While the layoffs were expected, reaction from Rep. Judy Chu, D-Pasadena, was swift.
Chu said she was “disappointed” and “disheartened” by the layoffs announced on Monday.
“These layoffs are an absolute tragedy, especially as they come at a time when our community is still recovering from the Eaton fire that destroyed thousands of homes and disrupted so many lives and livelihoods just 9 months ago. They also come on the heels of two devastating rounds of layoffs last year of over 850 JPL employees,” wrote Chu in a statement.
In February 2024, JPL announced layoffs of more than 500 people. Those cuts were prompted in part by a reduction in federal dollars that were anticipated in support of the Mars Sample Return program, a mission to retrieve soil and rock samples collected by a Mars rover and bring them to Earth for analysis.
Last week, when JPL said there would be more layoffs in the middle of the month, Bill Nye, nationally known as the “Science Guy,” and CEO of the Planetary Society headquartered in Pasadena, was in Washington D.C. protesting the proposed cuts that reportedly sought to take a nearly 25% chunk out NASA’s 2026 budget.
Science and scientific research – in particular NASA science – was at a “turning point,” Nye said at a press conference on Oct. 6 on the steps of Capitol Hill.
“This is not a luxury. It is a responsibility,” he said, a reference the U.S. Constitution’s “to promote the Progress of Science,” clause.

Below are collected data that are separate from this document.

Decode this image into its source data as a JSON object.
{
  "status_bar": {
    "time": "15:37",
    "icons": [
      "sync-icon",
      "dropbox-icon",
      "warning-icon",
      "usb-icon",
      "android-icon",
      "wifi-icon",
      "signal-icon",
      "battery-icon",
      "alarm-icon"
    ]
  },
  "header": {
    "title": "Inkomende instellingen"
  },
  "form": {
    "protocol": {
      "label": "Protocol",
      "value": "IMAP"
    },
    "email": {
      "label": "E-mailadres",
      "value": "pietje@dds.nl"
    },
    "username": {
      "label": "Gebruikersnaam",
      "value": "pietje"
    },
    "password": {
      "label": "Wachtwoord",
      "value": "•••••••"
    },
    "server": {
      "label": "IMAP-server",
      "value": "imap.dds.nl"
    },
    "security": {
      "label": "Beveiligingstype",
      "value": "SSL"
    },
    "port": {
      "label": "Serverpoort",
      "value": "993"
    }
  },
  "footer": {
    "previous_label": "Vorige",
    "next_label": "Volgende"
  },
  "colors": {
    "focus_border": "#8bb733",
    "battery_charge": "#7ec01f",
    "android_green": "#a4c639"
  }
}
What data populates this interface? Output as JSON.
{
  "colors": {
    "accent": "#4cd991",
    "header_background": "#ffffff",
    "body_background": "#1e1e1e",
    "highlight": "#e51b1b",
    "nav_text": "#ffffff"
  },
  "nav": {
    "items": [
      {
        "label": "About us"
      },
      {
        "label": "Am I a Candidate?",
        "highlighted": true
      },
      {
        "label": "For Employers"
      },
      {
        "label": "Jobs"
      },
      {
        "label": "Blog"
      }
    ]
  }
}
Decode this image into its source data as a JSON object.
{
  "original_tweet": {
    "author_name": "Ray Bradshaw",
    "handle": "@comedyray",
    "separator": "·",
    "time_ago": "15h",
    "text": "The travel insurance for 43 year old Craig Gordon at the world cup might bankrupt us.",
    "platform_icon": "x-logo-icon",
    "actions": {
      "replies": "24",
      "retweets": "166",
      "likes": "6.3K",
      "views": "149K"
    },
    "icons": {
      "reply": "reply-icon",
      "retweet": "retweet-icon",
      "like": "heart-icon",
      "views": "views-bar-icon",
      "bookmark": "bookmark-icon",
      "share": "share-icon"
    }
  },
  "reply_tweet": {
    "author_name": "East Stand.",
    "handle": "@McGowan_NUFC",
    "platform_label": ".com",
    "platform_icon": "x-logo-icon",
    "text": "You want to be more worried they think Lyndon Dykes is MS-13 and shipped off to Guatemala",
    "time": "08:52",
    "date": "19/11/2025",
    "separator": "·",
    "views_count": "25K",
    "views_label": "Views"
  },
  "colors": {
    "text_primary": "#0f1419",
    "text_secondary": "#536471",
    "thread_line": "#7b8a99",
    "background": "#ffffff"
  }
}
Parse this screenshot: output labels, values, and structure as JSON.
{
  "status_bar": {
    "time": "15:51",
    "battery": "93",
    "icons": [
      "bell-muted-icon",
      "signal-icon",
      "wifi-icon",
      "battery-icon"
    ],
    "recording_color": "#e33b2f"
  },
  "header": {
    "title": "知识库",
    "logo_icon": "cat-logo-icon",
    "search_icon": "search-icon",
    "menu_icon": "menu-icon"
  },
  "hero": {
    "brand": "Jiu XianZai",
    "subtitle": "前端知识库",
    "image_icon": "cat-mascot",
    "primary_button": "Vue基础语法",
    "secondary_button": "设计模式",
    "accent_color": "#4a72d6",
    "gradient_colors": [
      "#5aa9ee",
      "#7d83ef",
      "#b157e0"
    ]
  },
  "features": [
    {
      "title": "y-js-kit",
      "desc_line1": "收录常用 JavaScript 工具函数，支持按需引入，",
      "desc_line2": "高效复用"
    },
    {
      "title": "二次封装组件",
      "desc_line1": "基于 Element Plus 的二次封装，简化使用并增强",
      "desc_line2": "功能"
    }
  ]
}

On Monday, Chu said as co-chair of the Planetary Science Caucus in Congress, she will lead a bipartisan appropriations effort to fully fund NASA’s science mission directorate.
“I will continue working tirelessly with my colleagues in Congress of both parties and will never stop fighting to protect our nation’s space program and the expert workforce that makes it all possible,” wrote Chu.